It is still easy to find examples of giving in Orange County. People go forth from church and temple with food for the less fortunate; men and women write checks to help homeless shelters; volunteers deliver meals to shut-ins. But most charitable agencies in the county are telling a disquieting tale: Contributions are dropping as the need is increasing.
Unfortunately, the trend is not new. Last year was a tough one for charities. For many, this year is even worse. An official with a church group said the donors who chipped in $10 or $20 in years past are still giving that much, if they still have jobs. But the bigger checks are shrinking or disappearing, and those are the ones that bailed out organizations that otherwise would have ended the year with a deficit.
Too many corporations that once could be counted on to help out with money and volunteer workers have left the county, or merged with other companies, or laid off staff, or gone bankrupt. The employees who worked for those corporations are in no position to give either.
The United Way of Orange County has just opened its annual drive, a harbinger of the end-of-year "charity season" that brings bell-ringers in malls and pleas from pulpits. Last year the United Way secured pledges of just over $18 million, a 10% cut from 1991. That has forced the group to cut back on the money it funnels to over 100 charities in the county. Officials of the group are repeating the lament of last year, that people who used to contribute now need help themselves.

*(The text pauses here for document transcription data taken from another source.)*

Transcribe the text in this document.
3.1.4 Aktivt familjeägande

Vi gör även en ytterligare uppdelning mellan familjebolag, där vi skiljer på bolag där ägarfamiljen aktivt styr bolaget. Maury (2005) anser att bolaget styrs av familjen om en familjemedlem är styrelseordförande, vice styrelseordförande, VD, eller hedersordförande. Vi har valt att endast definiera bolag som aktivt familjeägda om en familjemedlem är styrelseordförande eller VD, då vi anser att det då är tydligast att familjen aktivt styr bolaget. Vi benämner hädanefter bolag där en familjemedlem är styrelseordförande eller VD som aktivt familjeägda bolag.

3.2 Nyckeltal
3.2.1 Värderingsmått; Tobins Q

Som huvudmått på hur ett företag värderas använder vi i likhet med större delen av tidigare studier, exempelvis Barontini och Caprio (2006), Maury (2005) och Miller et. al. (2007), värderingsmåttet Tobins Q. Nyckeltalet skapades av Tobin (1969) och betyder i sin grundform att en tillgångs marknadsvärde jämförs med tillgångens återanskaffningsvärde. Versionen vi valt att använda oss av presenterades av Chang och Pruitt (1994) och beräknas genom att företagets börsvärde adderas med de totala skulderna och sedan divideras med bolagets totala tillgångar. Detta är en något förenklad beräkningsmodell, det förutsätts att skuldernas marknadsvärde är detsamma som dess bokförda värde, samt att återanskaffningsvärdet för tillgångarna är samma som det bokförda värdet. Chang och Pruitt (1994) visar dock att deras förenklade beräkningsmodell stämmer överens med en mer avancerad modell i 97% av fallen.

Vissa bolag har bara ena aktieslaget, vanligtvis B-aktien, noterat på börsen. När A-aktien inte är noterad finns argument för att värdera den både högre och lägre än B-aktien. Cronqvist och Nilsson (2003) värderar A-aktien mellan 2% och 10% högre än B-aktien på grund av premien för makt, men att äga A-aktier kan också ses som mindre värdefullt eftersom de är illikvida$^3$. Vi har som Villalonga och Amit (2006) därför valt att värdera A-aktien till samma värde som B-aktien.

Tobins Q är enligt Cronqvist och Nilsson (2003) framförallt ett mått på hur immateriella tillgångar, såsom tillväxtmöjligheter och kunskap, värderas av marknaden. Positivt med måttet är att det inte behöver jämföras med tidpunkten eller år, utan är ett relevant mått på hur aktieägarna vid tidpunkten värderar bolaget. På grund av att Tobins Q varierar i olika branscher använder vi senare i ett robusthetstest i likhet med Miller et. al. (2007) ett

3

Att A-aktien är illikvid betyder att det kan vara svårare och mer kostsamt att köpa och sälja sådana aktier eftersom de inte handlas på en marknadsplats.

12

The group has produced some disturbing statistics compared to United Way organizations in other counties. Last year in Orange County its donations worked out to $7.60 per person; in San Diego, the figure was $10.54; in Santa Clara County, which includes San Jose, it was $15.40.
Nor are those figures counterbalanced by volunteerism. Earlier this year the Volunteer Center of Greater Orange County reported that only 29% of the county's adults volunteer time to support a cause. The national average is 54%, nearly twice as high.
There are pockets of light in the gloom. Donors support drama, music and art groups that provide necessary nourishment for the soul.
But what is most needed now is help for the body--time and money from those who can give. From homeless women to battered children, from seniors needing meals to infants needing clothes, hundreds of thousands of people in this affluent county need help. We must give them that help.